|Posted on Friday, May 09, 2003 - 05:20 pm: |
I am 36 years old.i was diagnosed with multiple fibroids a couple of months ago. It is accompanied with very heavy periods lasting about 10 days. Since about 7 years ago and until i was diagnosed with fibroids i was on and off on a drug called diane 35 for various other symptoms i had: more hair on my face, thinning hair and hair loss, puffiness in my face, grey and dull skin. The Diane also relieved chronic constipation.
I had also taken homeopathy for the above symptoms and did relieve these symptoms in the short term but not in the long term.
I am now taking ayurveda treatment for the last 4 months, primarily to reduce the bleeding, but it has reduced only slightly. would be really grateful for some advice. I think you have a great site.

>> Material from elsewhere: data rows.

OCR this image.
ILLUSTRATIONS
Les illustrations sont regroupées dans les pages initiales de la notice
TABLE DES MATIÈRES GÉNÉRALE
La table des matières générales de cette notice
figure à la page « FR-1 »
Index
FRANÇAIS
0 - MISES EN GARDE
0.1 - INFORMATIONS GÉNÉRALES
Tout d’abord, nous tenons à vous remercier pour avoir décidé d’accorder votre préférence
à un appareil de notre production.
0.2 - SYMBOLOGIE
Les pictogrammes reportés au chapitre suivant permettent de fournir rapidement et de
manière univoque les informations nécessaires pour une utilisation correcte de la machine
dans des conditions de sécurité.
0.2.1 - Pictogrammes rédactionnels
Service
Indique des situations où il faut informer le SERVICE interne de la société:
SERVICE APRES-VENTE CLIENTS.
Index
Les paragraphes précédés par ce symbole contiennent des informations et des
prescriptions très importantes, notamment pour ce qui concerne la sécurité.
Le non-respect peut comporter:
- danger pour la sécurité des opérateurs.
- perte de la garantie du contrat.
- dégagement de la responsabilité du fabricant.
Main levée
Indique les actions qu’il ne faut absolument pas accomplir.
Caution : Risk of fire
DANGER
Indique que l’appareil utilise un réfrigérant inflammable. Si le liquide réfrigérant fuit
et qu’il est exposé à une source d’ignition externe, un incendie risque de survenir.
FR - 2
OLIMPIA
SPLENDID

|Posted on Sunday, May 11, 2003 - 06:18 pm: |
I hadn't actually heard of this drug before so had to do a little research. Basically, however, what you were experiencing was excess androgens by female standards. My understanding would be that this only occurs when women are overworking the first chakra. While this drug is not prescribed for hirsutism, the only cases of this that I have seen are among very high achievers, women who are competitive in sports or in the legal or medical professions. However, it would be imaginable that any woman with the capacity to increase output of the adrenals could have excess of male characteristics without developing hirsutism. In either case, the goal would be to harmonize the life so that stress and stressors did not cause a flooding of the bloodstream with androgens. There are basically two ways to do this. The first would be to increase your margins so that you could deal with more issues before feeling stressed. The second would be to subject your life to a creative rhythm so you weren't thrown into high gear as often.
The adrenals secrete hormones whether you give them permission to do so or not, but you can reduce the number and frequency of circumstances causing them to panic. This would be good long-term management.
As for the fibroids, I have less wonderful news. While one occasionally hears of successful holistic treatment, there are really not all that many great stories. I even know of practitioners who after years of trying one thing after another resorted to surgery to avert the two main issues that concerned them: loss of energy due to blood loss and risk of the fibroids growing to a dangerous size.
This said, there are some methods that are worth a try because they sometimes work. Both involve the use of vaginal suppositories. The one uses the herbal bolus formulated by Dr. John Christopher and the other is Hanne Kroeger method using black strap molasses in "OO" capsules.
In the Christopher method, the suppositories are used before bedtime and tea is used for douching in the morning. In the Kroeger method, two "OO" capsules are filled with black strap molasses and inserted before bedtime for ten days prior to the onset of the period. Women douche with apple cider vinegar or chamomile tea in the morning and repeat the following month if necessary. Neither practitioner ever recommended trying for more than two months.
I know women who have successfully arrested the bleeding using Yunnan Paiyao but it doesn't make the fibroids disappear. I also know women who used Tang Kwei Gin to boost their blood when they were tired from blood loss, but again, it relieves symptoms of fatigue without addressing the cause. So, while most women would want to try one or both of these measures (not concurrently) just so they know they did their best to preserve their bodies, my guess is that very few succeed. Obviously, those who do succeed are happy that they managed to avoid surgery, but it's important to be monitored so you know if you are taking an unnecessary risk. You might also want to talk this over with a practitioner who specializes in such matters because he or she might have some suggestions I don't have. It's not my area of greatest expertise, but I do know how very challenging the problem is for practitioners because we often talk about this among ourselves.